Closing remarks: Table has always been an important component in our western culture. It's a place where all important decisions are made and where people get to eat and drink and know each other. That's why one the last shots is camera smoothly running over the table jurors where sitting at. Someone was there and something happened. It's a contrast to the last scene where we see Fonda leaving the building and disappearing into the crowd. Twelve men, who had never seen each other previously and don't even know each others names, with completely different backgrounds and profiles, accidentally sat together and did something important. Now they continue on, probably never seeing each other again. But table stands as a witness.
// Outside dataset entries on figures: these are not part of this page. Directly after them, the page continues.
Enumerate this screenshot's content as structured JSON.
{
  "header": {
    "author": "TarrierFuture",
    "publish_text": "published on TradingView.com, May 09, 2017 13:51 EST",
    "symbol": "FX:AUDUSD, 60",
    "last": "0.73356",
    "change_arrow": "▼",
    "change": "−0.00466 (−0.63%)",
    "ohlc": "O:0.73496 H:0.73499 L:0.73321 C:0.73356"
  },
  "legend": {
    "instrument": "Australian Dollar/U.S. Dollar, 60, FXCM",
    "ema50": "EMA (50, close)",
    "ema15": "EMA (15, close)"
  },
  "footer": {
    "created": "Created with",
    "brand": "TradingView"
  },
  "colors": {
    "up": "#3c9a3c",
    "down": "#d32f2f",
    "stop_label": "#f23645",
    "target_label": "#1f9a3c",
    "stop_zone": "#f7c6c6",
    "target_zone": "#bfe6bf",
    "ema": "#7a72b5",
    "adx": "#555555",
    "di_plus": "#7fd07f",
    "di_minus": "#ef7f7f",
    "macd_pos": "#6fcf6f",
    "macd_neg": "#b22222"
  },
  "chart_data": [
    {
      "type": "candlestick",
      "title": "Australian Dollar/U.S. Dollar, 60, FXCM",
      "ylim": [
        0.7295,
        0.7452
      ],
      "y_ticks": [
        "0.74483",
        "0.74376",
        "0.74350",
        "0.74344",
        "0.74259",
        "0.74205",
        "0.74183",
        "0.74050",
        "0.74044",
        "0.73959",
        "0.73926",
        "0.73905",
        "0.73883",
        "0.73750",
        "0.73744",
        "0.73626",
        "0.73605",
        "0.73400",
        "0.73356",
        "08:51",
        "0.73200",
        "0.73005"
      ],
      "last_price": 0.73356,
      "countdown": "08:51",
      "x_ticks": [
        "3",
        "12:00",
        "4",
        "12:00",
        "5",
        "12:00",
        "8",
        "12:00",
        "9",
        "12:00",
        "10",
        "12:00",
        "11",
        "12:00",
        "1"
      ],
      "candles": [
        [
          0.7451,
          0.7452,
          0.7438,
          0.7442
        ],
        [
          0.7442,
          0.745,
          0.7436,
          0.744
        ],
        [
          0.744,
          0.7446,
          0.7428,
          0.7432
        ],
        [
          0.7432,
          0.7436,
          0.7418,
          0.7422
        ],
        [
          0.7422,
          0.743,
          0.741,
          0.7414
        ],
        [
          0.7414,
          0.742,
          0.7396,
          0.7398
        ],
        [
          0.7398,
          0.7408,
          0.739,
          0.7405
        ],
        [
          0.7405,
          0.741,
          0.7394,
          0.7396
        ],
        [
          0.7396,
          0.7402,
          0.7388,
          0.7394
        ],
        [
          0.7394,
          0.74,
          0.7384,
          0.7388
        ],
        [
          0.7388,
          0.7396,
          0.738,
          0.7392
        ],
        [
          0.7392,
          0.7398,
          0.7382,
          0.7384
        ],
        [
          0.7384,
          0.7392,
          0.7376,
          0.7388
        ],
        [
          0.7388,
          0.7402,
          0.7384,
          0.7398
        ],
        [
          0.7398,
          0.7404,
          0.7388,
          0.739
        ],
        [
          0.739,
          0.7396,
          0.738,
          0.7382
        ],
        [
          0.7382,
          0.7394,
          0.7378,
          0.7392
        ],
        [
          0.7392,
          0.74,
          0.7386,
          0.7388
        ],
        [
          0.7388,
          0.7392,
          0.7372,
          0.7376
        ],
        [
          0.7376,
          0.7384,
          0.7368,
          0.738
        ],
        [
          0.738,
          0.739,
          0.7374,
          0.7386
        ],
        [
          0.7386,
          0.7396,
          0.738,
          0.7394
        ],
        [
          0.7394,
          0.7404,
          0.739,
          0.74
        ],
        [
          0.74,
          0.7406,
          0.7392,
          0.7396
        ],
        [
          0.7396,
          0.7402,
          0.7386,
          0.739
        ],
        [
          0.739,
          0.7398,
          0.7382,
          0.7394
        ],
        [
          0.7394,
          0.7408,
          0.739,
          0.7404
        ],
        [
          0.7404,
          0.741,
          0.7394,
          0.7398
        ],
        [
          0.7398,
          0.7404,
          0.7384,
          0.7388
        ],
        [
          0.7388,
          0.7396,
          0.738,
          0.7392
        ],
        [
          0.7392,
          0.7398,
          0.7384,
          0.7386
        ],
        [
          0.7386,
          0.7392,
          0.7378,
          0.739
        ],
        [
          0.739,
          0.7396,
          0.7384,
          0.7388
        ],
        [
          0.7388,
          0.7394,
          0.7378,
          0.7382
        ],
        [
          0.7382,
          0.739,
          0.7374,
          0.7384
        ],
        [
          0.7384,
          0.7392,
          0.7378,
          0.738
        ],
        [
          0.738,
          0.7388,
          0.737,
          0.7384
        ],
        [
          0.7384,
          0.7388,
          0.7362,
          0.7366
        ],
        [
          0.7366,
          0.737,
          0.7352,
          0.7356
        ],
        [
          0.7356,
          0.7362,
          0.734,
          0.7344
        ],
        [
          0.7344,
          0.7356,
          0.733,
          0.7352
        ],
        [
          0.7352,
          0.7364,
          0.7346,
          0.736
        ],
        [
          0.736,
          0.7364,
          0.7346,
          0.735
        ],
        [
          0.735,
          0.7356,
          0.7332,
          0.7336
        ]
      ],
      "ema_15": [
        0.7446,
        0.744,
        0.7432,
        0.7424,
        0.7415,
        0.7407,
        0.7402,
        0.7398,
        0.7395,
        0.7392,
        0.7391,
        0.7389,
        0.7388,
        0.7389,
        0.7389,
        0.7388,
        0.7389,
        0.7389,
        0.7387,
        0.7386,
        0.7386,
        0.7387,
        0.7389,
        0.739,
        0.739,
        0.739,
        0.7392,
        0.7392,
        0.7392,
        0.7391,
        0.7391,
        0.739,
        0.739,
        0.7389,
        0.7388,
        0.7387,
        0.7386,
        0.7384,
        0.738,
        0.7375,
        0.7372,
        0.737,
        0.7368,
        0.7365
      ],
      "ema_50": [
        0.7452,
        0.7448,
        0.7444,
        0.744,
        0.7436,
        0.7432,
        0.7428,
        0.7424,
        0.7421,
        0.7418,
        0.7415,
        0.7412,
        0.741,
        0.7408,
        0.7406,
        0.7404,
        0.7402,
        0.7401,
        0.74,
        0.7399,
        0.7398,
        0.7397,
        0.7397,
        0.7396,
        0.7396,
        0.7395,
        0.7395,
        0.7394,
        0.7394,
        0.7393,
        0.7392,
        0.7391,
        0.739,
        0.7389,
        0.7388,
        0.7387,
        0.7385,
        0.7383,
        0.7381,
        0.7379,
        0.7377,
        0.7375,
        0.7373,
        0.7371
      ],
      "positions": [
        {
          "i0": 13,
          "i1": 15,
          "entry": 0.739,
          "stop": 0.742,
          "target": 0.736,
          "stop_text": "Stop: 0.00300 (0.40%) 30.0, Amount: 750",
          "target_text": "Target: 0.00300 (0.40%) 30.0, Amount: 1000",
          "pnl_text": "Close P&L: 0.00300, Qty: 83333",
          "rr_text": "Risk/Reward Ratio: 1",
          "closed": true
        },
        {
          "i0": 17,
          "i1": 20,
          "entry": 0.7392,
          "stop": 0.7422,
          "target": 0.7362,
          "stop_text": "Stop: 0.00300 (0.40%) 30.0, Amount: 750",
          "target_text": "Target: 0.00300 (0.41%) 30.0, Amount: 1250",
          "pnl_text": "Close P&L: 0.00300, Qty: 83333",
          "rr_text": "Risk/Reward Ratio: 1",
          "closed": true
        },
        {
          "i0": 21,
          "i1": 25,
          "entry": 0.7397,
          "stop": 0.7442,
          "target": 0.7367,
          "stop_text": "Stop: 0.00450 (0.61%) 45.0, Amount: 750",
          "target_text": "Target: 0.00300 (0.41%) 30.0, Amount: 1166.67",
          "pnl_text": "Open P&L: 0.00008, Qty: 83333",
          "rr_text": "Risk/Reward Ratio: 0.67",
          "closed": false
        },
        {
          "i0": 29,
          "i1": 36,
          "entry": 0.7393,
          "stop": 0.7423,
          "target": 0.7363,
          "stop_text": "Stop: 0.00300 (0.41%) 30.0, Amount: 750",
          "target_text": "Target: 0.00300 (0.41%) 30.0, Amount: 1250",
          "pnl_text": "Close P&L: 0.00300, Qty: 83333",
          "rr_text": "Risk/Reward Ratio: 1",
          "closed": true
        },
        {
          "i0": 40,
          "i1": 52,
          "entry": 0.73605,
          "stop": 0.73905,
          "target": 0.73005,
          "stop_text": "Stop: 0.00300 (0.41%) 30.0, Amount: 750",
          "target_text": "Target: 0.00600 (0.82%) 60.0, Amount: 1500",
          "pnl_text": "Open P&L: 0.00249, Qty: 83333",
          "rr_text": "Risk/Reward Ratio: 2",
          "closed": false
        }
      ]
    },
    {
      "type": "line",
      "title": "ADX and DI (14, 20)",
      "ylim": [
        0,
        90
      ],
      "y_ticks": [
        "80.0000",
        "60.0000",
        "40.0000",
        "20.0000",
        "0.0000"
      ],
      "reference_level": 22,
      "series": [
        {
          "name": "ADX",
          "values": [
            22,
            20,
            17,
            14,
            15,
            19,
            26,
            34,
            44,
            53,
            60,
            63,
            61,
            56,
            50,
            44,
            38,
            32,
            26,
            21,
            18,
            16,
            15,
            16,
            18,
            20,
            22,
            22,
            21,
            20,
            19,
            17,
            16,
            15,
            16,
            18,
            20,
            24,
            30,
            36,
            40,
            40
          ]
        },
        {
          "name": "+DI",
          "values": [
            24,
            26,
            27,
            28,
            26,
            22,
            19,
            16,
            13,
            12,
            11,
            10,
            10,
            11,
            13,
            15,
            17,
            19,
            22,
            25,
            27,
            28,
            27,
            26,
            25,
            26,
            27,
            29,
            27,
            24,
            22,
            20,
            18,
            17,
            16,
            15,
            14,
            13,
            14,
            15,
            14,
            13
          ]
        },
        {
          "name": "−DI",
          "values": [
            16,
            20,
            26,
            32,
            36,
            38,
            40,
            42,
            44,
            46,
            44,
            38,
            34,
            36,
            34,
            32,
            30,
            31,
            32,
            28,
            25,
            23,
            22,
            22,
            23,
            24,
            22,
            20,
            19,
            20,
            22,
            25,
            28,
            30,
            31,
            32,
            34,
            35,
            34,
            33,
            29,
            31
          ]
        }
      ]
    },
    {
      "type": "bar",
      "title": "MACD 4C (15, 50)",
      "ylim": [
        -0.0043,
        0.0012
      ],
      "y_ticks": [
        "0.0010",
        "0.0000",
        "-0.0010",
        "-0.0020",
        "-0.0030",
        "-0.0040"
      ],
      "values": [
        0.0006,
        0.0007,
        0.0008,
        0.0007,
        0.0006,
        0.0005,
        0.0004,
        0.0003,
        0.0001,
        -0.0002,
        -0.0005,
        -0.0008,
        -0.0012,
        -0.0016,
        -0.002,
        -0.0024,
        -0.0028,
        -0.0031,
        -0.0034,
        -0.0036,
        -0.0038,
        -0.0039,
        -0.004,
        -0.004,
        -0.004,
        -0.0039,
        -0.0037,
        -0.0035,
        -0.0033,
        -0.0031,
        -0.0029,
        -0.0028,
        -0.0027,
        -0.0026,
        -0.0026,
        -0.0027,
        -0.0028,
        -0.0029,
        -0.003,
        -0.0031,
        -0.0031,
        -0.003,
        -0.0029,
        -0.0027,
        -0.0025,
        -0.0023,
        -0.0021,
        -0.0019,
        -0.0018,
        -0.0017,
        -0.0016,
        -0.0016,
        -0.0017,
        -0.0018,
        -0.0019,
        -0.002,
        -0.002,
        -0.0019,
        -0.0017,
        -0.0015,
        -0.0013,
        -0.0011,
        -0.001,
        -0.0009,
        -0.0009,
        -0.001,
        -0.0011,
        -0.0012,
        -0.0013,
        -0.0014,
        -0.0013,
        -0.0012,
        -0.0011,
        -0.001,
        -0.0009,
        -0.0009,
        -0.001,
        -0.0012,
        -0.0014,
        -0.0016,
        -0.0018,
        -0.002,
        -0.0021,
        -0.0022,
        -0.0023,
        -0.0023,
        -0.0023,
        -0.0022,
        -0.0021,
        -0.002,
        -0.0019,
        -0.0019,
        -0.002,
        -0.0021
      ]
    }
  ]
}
There are many other elements left to be analyzed. It's better to speak about them sitting at the table discussing with other people than reading a review. I hope this general description of the movie mechanic helps someone understand what lies underneath the hood or makes her or him approach this movie with more scrutiny.
Excellent !

"Twelve Angry Men" is the perfect demonstration that when you have a good script, an intelligent director an a well selected cast a film doesn't have to be expensive or spectacular to be a real good one. This film is all about dialogues and acting and is set 95% in a small room yet its most entertaining and has a lot of tension.

When I said it had a well selected cast I didn't mean an all star cast; Henry Fonda was the only major star; Lee Cobb, Ed Begley, Martin Balsam and E.G. Marshall where very talented supporting actors but not stars; Jack Warden and Jack Klugman weren't even known much in films yet. But a simple direction by Sidney Lumet leaving the development to the script and actors performances worked well and the film is tense, intriguing and most entertaining from beginning to end.

"Twelve Angry Men" is a "trail film" but with a very original focusing since by following the jury's debate the whole case is clearly revealed up to the verdict. It's also interesting that the verdict is not based in a not guilty conviction by the jurors but for the benefit of the doubt, which means that perhaps the boy actually killed his father.

One of the best movies I've ever seen in its genre.